More importantly `15:45 UTC on 29 October 2025 – Customer impact began.

16:04 UTC on 29 October 2025 – Investigation commenced following monitoring alerts being triggered. ` A 19-minute delay in alert is a joke.

10 minutes to alert, to avoid flapping false positives. 10 minute response window for first responders. Or, 5 minute window before failing over to backup alerts, and 4 minutes to wake up, have coffee, and open the appropriate windows.

I'd like to think that a company the size of Microsoft can afford to have incident response teams in enough time zones to cover basic operations without relying on night shifts.

That’s some very carefully chosen phrasing.

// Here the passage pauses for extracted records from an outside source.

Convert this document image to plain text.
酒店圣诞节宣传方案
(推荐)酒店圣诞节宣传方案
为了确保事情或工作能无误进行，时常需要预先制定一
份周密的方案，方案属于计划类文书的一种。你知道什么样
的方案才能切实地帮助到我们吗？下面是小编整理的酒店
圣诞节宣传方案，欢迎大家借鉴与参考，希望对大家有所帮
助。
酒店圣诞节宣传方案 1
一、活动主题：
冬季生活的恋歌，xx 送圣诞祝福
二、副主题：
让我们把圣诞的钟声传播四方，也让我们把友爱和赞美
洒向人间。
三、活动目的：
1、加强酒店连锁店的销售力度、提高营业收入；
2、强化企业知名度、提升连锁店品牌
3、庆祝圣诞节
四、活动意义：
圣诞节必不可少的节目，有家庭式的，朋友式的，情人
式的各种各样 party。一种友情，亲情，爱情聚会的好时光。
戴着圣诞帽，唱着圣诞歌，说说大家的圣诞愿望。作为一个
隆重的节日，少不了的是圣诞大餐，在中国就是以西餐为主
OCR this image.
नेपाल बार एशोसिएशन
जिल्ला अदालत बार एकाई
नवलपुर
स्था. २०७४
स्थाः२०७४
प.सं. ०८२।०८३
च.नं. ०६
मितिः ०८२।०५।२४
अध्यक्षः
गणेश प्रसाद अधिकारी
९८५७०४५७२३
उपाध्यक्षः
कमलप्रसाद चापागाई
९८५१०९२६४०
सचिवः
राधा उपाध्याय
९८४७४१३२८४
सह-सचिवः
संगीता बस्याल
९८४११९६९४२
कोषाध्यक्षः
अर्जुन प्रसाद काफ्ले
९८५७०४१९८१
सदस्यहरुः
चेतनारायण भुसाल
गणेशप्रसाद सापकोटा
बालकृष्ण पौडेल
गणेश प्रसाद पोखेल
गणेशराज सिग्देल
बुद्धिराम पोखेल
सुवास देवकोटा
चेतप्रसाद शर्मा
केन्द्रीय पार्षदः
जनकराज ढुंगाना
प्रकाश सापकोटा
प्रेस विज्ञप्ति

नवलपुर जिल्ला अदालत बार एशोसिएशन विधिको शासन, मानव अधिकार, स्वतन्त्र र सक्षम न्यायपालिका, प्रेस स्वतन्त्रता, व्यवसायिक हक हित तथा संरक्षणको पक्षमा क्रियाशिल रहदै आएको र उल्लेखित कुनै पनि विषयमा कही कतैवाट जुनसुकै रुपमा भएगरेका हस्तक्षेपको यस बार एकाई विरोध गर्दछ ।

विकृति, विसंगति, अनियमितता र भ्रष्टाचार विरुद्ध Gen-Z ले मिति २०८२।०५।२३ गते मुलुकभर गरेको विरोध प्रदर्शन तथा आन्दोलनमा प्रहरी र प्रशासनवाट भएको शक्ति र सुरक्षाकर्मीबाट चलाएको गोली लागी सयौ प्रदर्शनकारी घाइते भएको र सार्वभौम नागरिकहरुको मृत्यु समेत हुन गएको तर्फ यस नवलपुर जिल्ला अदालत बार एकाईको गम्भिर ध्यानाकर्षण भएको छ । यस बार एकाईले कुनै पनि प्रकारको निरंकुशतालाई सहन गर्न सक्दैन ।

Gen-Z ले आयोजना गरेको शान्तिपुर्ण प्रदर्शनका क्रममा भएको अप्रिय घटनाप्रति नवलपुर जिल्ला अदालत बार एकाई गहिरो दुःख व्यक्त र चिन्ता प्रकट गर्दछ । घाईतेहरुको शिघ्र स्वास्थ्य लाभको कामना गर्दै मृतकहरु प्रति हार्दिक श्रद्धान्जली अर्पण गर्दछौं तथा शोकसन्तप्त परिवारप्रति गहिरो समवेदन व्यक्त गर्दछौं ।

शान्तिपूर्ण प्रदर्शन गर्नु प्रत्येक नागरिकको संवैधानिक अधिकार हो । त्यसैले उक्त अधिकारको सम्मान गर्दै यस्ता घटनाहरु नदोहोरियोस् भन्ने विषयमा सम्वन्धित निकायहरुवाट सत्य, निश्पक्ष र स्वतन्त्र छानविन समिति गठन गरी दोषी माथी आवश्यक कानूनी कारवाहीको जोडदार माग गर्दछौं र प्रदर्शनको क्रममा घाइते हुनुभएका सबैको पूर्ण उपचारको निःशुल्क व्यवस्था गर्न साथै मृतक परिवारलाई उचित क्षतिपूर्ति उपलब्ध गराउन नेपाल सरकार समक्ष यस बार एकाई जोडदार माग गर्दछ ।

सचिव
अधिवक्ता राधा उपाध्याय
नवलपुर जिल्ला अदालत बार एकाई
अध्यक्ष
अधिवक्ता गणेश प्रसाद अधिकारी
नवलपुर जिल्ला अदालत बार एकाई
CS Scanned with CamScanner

I think if you really wanted to do on call right to avoid gaps you’d want no more than 6 hours on primary per day per shift, and you want six, not four, shifts per day. So you’re only alone for four hours in the middle of your shift and have plenty of time to hand off.

That does not say it took 19 minutes for alerts to appear. Following could mean any amount of time.

It's 19 minutes until active engagement by staff. And planned rolling restarts can trigger alerts if you don't set thresholds of time instead of just thresholds of count.

It would be nice though if alert systems made it easy to wire up CD to turn down sensitivity during observed actions. Sort of like how the immune system turns down a bit while you're eating.